A counter-argument to my irresponsible and money squandering ways is that it encourages the habit of selfishness and greed in the conductors. If one person does it, they expect everyone else to do it, and in no time they will have enough money to buy the BMTC and order jets from Boeing and Airbus with the loose change from our kindness. This would indeed be true if everyone has a baggy pocket. But, they don’t, do they? Most of the bus commuters are BPL, lower middle-class citizens like myself, for whom every rupee adds to something tomorrow. I saw an old man asking for two rupees from the conductor, who didn’t have any change then, and the old man refused to get down though his stop had arrived and gone in the argument; whether he took another bus to that stop or walked over the bridge I do not know.
An argument to the counter-argument is: BMTC must pay their conductors more. They make about 4.5 crores a day from the robust fleet of 6200 buses, and they have always hiked the fare whenever diesel prices have gone up; or come down. Recently, there was strike demanding a hike of 1/3rd the current salary of the conductors. BMTC didn’t budge, as the government didn’t allot the funds for increase in pay or improve the quality of the workplace (the bloody buses stink and it gets cleaned once a day). This made a lot of the staff very grumpy, and rightfully so, as sweating with a thousand people every day is not an easy task, and the cardio to stand and run across the bus is more than that of a football referee. Are they right to be angry and swindling every possible customer from the morning? Not at all. The solution is in the allocation of budget for salary hikes and not increase the number of buses in an already overflowing fleet of eight-wheelers.

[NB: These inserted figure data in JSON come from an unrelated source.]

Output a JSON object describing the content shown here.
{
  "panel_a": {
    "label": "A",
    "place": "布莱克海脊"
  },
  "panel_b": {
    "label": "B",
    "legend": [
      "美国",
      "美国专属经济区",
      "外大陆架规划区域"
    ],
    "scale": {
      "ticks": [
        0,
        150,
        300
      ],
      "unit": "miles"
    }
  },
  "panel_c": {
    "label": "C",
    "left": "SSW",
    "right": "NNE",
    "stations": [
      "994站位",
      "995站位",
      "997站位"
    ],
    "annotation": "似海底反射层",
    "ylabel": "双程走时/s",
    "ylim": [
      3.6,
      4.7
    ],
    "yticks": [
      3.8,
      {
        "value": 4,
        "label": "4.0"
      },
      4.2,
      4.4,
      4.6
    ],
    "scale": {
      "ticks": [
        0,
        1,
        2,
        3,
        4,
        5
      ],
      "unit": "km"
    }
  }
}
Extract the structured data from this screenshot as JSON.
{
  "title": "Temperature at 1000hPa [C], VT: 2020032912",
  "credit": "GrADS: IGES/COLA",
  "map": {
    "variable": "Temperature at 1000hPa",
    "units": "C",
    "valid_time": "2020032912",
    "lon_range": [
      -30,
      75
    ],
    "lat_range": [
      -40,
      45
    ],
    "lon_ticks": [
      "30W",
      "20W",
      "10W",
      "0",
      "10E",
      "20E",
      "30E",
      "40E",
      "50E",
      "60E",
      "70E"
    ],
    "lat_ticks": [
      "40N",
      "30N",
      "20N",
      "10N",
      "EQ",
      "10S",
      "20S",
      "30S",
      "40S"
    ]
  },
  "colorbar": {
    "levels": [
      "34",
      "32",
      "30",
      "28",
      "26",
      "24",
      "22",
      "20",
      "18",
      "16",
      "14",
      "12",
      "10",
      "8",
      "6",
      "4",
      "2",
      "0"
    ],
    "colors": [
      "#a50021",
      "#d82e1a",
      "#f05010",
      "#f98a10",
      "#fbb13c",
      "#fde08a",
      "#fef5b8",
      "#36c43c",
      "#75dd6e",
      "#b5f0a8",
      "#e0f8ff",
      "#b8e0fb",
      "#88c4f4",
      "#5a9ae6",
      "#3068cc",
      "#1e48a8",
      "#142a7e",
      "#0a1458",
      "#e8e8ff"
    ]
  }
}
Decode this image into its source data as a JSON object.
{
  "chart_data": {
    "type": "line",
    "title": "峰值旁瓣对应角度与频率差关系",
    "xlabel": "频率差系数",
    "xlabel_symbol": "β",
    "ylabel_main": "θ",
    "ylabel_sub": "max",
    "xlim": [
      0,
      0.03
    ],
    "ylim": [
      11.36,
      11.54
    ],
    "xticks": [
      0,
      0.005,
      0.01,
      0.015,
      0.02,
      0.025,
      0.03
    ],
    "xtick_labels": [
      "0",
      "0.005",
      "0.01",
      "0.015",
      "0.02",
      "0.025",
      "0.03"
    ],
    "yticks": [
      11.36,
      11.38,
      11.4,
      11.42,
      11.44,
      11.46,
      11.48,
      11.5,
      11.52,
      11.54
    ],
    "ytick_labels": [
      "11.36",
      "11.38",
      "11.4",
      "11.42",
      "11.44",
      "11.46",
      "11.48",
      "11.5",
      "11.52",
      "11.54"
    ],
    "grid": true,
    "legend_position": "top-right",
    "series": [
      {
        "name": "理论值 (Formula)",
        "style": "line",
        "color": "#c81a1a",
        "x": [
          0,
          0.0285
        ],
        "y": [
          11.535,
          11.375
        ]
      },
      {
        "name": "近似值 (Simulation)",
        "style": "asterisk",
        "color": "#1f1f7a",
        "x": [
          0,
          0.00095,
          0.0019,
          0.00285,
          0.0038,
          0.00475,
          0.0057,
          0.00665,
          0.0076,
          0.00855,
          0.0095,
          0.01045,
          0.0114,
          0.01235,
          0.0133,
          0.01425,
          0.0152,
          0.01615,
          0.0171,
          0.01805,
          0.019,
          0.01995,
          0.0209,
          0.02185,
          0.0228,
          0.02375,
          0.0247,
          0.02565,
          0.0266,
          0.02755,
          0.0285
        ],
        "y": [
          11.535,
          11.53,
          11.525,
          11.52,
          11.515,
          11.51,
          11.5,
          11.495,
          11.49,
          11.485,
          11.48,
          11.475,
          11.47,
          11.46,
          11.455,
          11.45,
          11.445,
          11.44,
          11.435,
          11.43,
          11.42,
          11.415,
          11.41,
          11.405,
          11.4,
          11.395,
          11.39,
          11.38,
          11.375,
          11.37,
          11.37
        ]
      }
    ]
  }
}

We can blame, bicker, and bitch about the government till we die. But, can we do something about this mess in our own little ways? I don’t know. I try to contribute whenever I can. I love freebies myself, having mooched on my parents’ money from the day I was born, not a proud achievement, but I will do something about it soon: like the BMTC and the central government promising ‘ache din ayenge.’ One day, this mess will sort itself out or someone will sort it out: winters will pass and summers will come, and there will be spring where the flowers bloom and bees buzz with radiant life. The nectar and honey is at the horizon, and we can get there together, as a community, as a mass of people and spirit, and then march to the next desert, and the next oasis: together. We are blessed with thought and logic to travel through time, no? Then why are still cringing to tip waiters, conductors, janitors, cleaners, and lepers?